June is the month for raising the awareness of Alzheimer’s disease. We hear a lot about dementia in the news and many of us have an elderly family member who has dementia. What is this condition? Who is affected by it? What are the signs? What causes it? First, dementia is a general term that refers to a person’s loss of memory, language, problem-solving skills, and other mental abilities that is severe enough to interfere with daily life. It has many causes and there’s still a lot we do not know. While more common in older individuals, it can affect younger people. Some red flags for dementia include:
- Getting lost in a familiar neighborhood
- Using unusual words when talking about familiar objects
- Forgetting old memories or the names of a close family member or old friend
- Not being able to finish things on your own
What puts us at risk for dementia? Some risk factors include:
- Age – people aged 65 years and older are at greatest risk
- Family history – those who have a parent or siblings with dementia are at greater risk
- Race/ethnicity – older Hispanics and African Americans are 1½ to 2 times more likely to have dementia than whites
- Health conditions – high blood pressure, high cholesterol, and brain injuries increase the risk for developing dementia
There are many forms of dementia. The two most common are:
- Alzheimer’s – 60 to 80% of dementia cases. Its hallmark symptom is trouble remembering events that happened recently.

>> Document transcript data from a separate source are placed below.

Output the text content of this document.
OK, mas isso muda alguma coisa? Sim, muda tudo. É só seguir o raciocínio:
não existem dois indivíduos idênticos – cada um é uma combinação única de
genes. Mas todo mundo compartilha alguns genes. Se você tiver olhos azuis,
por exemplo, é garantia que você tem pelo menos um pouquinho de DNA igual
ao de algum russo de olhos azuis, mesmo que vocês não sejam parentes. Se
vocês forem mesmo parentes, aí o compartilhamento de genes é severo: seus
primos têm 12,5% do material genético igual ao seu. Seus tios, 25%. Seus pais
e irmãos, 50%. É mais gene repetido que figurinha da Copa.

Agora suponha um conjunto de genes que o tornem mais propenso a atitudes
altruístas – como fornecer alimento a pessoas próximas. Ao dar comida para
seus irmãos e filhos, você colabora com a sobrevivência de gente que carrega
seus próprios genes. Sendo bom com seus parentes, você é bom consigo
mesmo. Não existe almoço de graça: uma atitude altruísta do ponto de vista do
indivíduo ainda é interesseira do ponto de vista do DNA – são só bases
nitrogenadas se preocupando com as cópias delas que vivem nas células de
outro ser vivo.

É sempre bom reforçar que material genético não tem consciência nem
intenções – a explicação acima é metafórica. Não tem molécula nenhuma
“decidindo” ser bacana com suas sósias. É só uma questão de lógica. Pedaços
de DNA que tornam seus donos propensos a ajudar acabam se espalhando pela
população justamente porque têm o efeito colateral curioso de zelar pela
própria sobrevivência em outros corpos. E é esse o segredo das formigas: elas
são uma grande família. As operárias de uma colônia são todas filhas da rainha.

- Vascular dementia – second most common, 10% of cases. Diabetes, high blood pressure, and high cholesterol are a few of the risk factors.
At this time, there are no cures for the common types of dementia. The current and best treatments we have use therapies, thinking strategies, changes to one’s environment, and/or medications to help manage symptoms. The medications on the market right now help to manage symptoms such as anxiety or behavioral changes. A new medication by Biogen, called Aduhelm, treats the cause of Alzheimer’s dementia in those who are not in advance stages of the disease. It slows the progression of the disease. There are many studies going on to help better understand and treat dementia.
We can do our best to protect ourselves against developing dementia by keeping a lifestyle that includes a healthy diet, regular exercise, and staying socially engaged with family and friends. These can help decrease the risk of chronic diseases that can lead to dementia. If you want more information, a good resource is the Alzheimer’s Association.